Jules’s voice buzzed in her ears but the complete lack of remorse she had seen on Amanda Silverman’s face and smelled on her skin felt more important than whatever Jules was saying. Serial killers didn’t pick their victims at random. They followed a pattern. That was one of the things she remembered from the books McKinley had made her read. McKinley who had disappeared without saying a word about what he was doing and who could be in danger from another serial killer, although calling Peter a serial killer was perhaps pushing it a bit. He did not kill in a pattern and he didn’t do it because some sick instinct compelled him.
“Fros!”
“What?”
“Where are you? Because you’re definitely not here.”
“I was thinking about the Shylock case. I’m afraid Kaminski also made the connection, so I couldn’t wow him with our pound of flesh revelation.”
“What? How? Why? When?”
“And where,” Fros said. “Jennifer Peterson’s dead. I found her body at her house and called the police. Her left buttock was cut out.”

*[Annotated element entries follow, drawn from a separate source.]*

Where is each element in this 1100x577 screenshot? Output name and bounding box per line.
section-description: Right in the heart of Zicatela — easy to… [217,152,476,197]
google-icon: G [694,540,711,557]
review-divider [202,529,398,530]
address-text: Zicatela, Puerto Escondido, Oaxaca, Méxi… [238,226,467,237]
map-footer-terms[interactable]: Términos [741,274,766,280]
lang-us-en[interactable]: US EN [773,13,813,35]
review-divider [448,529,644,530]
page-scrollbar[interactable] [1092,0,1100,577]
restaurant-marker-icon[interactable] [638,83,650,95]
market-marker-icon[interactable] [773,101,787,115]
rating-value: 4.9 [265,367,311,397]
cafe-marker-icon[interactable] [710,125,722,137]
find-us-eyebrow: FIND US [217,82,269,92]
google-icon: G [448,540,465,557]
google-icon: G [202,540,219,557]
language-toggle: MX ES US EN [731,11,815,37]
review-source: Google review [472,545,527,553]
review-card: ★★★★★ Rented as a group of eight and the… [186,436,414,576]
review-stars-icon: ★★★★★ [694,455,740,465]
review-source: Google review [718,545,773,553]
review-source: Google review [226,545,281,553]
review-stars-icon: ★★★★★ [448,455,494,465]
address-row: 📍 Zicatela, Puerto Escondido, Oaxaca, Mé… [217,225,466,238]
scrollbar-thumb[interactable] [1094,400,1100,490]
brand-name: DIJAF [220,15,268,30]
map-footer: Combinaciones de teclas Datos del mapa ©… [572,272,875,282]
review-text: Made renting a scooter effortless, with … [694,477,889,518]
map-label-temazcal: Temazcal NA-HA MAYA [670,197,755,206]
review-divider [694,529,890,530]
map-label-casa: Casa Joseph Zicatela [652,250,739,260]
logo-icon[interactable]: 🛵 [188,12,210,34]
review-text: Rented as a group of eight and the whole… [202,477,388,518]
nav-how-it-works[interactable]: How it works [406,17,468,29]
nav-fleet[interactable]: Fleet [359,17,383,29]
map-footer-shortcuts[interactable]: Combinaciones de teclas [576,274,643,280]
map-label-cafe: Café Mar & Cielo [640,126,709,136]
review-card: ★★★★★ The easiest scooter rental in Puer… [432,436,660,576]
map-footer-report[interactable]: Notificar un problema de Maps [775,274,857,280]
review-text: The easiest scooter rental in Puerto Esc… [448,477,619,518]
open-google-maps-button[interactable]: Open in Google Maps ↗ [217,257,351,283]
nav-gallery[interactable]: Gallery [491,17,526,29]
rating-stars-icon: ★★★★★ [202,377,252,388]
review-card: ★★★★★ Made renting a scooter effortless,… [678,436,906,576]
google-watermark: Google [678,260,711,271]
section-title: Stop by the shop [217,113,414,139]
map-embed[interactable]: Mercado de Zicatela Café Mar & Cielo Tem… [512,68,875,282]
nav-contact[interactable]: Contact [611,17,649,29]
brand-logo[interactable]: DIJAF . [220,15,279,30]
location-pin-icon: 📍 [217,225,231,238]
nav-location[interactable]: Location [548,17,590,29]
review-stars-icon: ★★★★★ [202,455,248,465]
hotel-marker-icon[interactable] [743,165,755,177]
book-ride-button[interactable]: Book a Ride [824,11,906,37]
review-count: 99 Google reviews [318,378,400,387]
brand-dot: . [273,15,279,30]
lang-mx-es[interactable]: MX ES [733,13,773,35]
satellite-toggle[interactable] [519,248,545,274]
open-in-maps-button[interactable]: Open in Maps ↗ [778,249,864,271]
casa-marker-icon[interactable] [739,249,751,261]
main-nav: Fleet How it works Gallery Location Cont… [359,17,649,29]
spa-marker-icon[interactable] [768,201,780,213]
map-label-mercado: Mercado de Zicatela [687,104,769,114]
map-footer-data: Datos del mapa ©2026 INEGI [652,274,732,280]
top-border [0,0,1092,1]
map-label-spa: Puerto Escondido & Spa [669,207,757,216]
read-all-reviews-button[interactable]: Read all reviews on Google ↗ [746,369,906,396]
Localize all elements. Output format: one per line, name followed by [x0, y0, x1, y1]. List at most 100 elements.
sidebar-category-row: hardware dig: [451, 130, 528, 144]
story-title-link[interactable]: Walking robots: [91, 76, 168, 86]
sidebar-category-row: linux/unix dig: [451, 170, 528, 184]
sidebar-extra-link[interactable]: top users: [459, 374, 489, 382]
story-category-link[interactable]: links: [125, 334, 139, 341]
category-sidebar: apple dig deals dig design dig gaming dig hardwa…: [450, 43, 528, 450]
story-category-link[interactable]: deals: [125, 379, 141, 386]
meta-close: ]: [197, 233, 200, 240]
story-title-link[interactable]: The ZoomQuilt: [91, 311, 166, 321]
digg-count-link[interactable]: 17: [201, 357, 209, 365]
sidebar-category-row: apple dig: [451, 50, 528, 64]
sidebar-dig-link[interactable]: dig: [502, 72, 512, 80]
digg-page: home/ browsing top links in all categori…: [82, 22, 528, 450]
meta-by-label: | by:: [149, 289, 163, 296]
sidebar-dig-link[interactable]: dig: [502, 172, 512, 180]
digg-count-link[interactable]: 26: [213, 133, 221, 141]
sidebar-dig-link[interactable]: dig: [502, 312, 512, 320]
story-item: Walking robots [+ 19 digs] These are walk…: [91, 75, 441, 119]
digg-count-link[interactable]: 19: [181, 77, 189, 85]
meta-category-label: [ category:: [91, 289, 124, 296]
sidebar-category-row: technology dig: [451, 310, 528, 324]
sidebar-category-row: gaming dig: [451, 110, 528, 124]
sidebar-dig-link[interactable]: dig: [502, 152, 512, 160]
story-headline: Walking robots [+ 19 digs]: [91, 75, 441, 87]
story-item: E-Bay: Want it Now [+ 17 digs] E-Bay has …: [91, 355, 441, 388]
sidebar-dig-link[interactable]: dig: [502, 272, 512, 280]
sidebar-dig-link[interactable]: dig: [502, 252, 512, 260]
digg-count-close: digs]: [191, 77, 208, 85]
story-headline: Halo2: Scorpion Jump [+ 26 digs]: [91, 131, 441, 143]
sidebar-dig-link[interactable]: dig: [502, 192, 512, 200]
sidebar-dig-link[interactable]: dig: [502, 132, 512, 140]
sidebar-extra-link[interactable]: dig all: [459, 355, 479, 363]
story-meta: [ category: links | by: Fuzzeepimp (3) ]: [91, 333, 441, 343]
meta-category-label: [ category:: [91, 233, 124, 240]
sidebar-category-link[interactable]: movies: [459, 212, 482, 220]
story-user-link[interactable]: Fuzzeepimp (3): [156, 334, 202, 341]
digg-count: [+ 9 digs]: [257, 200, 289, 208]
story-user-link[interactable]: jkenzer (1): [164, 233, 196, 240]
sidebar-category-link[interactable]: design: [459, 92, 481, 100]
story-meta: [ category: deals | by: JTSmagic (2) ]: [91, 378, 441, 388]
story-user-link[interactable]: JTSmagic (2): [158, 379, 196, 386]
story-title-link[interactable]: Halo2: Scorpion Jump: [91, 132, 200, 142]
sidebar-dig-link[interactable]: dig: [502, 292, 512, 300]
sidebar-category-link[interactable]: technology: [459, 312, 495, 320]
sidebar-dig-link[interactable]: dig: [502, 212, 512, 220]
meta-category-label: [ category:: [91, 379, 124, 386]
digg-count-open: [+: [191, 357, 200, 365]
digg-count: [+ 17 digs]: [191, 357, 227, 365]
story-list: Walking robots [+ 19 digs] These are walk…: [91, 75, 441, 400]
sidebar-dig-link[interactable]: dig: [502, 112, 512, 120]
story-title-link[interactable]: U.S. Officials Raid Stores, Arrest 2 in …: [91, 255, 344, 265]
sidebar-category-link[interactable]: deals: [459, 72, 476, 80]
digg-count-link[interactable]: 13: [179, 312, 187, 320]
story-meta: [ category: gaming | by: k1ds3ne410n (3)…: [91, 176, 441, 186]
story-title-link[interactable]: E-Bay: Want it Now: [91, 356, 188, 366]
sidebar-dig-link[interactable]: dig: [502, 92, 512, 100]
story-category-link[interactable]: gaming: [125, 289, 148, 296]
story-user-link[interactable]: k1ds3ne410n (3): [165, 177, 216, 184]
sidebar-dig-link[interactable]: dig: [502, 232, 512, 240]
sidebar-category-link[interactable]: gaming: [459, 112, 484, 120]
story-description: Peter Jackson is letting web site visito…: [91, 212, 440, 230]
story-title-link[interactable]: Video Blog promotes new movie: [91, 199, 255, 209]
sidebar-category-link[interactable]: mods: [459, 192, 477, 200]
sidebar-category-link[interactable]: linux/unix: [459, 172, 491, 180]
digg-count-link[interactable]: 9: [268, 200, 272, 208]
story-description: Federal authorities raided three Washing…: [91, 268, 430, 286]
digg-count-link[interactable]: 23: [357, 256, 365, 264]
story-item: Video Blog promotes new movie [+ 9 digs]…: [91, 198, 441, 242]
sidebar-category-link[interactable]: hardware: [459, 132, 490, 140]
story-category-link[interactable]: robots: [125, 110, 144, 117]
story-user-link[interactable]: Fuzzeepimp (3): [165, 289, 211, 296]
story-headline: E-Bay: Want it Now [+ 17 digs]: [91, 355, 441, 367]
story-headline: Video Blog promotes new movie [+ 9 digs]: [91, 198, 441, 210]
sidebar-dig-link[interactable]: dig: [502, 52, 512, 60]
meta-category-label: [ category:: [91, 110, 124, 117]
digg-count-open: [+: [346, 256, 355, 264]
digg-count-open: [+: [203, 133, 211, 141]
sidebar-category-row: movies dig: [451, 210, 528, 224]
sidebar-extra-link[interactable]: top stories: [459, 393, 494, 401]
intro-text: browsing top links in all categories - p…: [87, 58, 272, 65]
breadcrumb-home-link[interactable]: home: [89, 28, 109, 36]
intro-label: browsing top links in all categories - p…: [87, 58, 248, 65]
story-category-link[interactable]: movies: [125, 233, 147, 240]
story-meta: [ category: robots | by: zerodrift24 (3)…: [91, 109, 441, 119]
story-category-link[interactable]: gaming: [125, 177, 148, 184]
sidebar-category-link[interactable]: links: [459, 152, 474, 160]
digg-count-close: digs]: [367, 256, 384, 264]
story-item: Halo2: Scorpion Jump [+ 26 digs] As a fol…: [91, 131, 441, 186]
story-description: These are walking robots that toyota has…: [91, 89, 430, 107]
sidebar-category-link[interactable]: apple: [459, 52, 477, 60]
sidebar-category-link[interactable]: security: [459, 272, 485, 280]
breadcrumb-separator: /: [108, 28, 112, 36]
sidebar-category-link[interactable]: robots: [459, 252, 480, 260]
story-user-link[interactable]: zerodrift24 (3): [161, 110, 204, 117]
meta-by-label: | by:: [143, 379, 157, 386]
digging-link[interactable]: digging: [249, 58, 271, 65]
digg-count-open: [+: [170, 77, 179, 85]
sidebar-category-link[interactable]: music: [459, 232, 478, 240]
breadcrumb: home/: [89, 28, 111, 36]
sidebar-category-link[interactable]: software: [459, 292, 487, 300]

Jules’s eyes widened and bulged a little, her mouth opening and closing like the mouth of a fish trying to go mammal. Her smell took on a worried hue. Jules was probably thinking that no one was safe with a mad justice warrior on the prowl.
Fros let her process the information and picked up her phone. On cue, it started ringing. The name on the screen weighed on Fros’s stomach like a lead ball.
“Hello, Sylvia,” she said with a hollow, distant voice.
“He’s dead,” Sylvia said between two sobs. “Charles is dead. They said it was a heart attack.”
Jules was saying something but Fros couldn’t hear it. Someone was opening the door and rushing in – Tal – with Rio trailing him and trying to grab his arm. Both were speaking but Fros couldn’t hear it. All she could hear was a faint but incessant buzzing while Sylvia’s words played out again and again in her head.
“He’s dead,” she said, trying the words on for size and reality. They were bursting with it. The buzzing stopped and a wall of noise rose around her for a second. “McKinley’s dead.”